Wildflower planting has helped offset vegetation lost in the process of removing contaminated soils.

The construction of the Bermondsey Dive Under, a new railway junction to the east of London Bridge station, has increased biodiversity in the urban area of Bermondsey by 113%, winning the team a coveted CEEQUAL ‘Excellent’ award of 96.6%.

The Bermondsey Dive Under, part of the Thameslink Programme, is a joint project by Network Rail and partners Skanska and Ramboll to untangle the tracks approaching London Bridge station. Before it was built, train lines to Sussex and Kent criss-crossed over each other at a series of flat junctions, causing delays and limiting the number of trains that could travel per hour. The junction will allow designated lines for Southeastern trains to Kent and Southern trains to Sussex to ‘dive under’ new Thameslink lines from January 2018, reducing delays and increasing reliability for passengers.

The Thameslink Programme, part of Network Rail’s Railway Upgrade Plan, is committed to increasing net positive biodiversity on its projects. Prior to the beginning of construction in 2012, the Bermondsey site had limited botanical diversity and low conservation value; it was scattered with the previous tenant’s debris and the soil was heavily contaminated with asbestos, Japanese Knotweed and hydrocarbons.

The project removed over 21,900 tonnes of contaminated material and eradicated the Japanese Knotweed. To increase biodiversity, wildflower planting and green walls were installed to offset vegetation lost in the process of removing the contaminated soils. The project installed 765m2 of green walls under arches and access ramps and planted wildflowers on the railway embankments to create green corridors and stepping stones to the wider area, leaving a fantastic legacy both environmentally and aesthetically for the local community. The team also carried out extensive community engagement, including upgrading the garden in the Lewisham Community Centre, refurbishing a youth club in a local church and volunteering on the XLP youth charity bus.

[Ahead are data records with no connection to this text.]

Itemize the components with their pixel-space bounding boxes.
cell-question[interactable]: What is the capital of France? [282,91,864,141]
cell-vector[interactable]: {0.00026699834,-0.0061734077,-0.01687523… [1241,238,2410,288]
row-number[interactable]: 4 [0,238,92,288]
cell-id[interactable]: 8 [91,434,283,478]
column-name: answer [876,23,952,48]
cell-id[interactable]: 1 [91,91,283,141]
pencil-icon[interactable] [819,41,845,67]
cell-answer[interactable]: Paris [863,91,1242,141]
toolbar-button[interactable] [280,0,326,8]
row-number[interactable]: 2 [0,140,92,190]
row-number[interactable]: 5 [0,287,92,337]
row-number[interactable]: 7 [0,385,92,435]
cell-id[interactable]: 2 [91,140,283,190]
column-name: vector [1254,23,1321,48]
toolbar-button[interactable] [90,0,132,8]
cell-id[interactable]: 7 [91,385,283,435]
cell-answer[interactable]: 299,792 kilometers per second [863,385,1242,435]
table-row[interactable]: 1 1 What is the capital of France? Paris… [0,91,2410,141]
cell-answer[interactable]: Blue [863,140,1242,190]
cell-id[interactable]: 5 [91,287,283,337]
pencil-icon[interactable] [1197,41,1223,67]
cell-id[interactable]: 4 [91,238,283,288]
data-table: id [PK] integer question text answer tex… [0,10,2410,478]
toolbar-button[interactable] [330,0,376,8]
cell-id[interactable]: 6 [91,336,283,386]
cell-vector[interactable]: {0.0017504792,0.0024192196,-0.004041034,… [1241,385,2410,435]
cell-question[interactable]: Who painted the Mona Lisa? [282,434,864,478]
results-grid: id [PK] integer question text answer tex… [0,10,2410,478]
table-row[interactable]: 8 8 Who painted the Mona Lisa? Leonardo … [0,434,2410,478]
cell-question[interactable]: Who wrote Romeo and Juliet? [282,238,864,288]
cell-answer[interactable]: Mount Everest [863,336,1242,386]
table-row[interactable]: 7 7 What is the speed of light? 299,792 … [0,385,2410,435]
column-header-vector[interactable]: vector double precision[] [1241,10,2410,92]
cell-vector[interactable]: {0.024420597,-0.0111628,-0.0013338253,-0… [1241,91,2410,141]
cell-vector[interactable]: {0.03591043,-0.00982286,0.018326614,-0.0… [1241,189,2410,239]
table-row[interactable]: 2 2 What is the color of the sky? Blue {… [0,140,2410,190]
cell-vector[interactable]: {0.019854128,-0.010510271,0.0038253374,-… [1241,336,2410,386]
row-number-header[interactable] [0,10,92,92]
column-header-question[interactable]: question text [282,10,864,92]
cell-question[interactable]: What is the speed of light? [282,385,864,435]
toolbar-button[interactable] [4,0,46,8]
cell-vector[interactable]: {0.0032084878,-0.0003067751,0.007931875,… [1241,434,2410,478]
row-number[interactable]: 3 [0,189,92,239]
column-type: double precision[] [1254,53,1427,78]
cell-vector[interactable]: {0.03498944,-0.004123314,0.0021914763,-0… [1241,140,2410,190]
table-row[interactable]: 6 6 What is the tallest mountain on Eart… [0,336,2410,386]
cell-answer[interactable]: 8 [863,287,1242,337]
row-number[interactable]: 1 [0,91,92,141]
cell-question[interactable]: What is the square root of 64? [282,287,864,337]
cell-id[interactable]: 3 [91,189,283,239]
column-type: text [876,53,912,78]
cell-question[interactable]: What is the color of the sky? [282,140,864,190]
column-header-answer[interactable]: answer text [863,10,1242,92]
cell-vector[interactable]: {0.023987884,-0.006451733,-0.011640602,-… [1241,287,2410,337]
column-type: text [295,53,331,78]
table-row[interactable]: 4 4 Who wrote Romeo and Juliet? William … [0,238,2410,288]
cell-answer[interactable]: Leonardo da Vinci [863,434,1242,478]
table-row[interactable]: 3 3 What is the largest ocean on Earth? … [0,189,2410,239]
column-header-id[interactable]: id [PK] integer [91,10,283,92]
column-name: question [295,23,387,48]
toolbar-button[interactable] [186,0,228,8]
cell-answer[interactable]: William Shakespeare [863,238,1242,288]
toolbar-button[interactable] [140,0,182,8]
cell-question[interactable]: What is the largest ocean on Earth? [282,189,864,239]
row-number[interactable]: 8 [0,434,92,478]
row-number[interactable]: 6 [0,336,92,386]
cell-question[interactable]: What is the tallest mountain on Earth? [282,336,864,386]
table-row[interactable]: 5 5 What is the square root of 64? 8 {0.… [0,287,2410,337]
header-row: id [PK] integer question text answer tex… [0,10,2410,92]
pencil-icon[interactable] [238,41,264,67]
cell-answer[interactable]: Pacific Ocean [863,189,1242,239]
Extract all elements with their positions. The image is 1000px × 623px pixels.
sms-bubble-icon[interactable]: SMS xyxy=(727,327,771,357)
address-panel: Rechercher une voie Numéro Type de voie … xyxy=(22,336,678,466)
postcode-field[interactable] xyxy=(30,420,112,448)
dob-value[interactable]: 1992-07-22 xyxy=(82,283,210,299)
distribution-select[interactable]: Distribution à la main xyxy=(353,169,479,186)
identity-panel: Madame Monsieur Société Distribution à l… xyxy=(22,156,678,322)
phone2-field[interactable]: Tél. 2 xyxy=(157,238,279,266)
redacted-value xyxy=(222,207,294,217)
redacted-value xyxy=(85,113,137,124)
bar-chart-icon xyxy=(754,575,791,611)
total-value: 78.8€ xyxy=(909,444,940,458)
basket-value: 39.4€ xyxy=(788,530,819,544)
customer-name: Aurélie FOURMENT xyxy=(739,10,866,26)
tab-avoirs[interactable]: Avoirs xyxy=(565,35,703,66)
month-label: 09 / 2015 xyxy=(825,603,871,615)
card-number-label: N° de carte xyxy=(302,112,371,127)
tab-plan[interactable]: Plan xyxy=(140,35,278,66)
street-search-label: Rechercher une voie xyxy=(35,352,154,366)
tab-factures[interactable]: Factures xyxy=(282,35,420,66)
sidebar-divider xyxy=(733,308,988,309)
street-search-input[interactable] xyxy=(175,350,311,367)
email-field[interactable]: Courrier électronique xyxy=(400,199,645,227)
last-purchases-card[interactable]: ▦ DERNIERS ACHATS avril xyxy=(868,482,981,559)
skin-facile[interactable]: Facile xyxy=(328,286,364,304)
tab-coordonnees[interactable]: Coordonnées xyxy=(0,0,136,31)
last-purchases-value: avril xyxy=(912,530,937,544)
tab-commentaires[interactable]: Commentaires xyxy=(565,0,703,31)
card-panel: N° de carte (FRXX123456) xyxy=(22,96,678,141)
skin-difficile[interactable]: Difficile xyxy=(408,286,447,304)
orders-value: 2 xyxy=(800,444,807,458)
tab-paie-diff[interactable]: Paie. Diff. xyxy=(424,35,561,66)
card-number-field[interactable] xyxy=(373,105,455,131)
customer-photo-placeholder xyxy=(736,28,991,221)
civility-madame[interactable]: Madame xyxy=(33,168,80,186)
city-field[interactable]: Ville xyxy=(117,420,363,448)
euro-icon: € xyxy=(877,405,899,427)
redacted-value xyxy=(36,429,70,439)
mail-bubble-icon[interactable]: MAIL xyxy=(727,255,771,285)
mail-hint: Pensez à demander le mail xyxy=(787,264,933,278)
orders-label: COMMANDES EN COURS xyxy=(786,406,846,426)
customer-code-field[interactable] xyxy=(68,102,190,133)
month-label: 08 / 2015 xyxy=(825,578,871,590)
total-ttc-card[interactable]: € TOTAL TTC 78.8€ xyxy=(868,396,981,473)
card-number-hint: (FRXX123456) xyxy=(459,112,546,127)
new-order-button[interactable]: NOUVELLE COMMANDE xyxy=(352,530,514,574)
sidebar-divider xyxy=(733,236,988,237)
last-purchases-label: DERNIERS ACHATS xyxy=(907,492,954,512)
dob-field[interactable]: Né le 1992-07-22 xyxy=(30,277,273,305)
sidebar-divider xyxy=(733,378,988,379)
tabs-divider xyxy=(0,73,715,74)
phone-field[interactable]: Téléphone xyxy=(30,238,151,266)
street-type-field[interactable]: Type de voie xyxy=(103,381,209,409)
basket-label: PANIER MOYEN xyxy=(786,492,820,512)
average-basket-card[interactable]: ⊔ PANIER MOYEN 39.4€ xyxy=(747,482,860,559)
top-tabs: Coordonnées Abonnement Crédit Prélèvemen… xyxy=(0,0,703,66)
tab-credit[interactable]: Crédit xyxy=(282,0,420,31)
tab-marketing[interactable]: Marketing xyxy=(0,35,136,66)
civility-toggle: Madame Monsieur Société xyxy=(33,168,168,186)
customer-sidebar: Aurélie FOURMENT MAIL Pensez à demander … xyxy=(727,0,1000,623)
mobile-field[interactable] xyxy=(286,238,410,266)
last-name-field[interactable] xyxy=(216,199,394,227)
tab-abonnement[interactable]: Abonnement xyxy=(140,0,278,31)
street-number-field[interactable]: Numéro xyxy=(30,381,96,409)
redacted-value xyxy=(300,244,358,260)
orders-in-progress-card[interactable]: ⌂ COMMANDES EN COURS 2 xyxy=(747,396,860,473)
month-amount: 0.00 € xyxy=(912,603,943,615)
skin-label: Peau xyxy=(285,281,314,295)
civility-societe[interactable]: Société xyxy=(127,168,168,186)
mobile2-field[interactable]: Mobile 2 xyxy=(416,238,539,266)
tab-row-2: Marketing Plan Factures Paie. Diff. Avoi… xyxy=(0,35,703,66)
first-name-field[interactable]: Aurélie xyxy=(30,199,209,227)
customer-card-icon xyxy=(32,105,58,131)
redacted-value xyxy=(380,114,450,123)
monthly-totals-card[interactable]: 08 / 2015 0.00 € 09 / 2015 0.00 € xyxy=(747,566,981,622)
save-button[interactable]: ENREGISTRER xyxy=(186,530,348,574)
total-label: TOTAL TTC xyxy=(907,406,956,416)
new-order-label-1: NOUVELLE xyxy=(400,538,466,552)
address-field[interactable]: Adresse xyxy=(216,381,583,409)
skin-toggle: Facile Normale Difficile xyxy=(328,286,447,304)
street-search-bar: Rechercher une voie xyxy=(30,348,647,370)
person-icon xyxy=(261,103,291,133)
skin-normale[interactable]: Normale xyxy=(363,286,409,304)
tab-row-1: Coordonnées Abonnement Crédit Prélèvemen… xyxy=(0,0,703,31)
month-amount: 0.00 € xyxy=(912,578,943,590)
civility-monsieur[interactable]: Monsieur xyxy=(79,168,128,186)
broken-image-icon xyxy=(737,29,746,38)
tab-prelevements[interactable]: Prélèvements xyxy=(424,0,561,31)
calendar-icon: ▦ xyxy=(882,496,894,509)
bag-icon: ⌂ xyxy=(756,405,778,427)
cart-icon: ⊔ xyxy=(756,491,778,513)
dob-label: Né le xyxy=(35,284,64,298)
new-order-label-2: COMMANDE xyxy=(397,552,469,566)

Gerardo Austria, consents & sustainability manager, Network Rail, said: “On the Thameslink Programme, we continuously strive to improve upon sustainable excellence. The fantastic score of 96.6% is the result of our collaborative way of working to not only protect but enhance the environment and the community whilst delivering this complex project”.

Charl de Kock, project manager, Skanska, said: “It is great to receive such a high level of recognition from CEEQUAL for this complex and challenging project. We were able to achieve this excellent CEEQUAL score due to us embedding a sustainable approach from the design stage through to the delivery of the project. This success is testament to the commitment to sustainability from our client, Network Rail, our design partner, Ramboll, and all our other contracting partners and supply chain. I would like to thank everyone involved with delivering this very successful project.”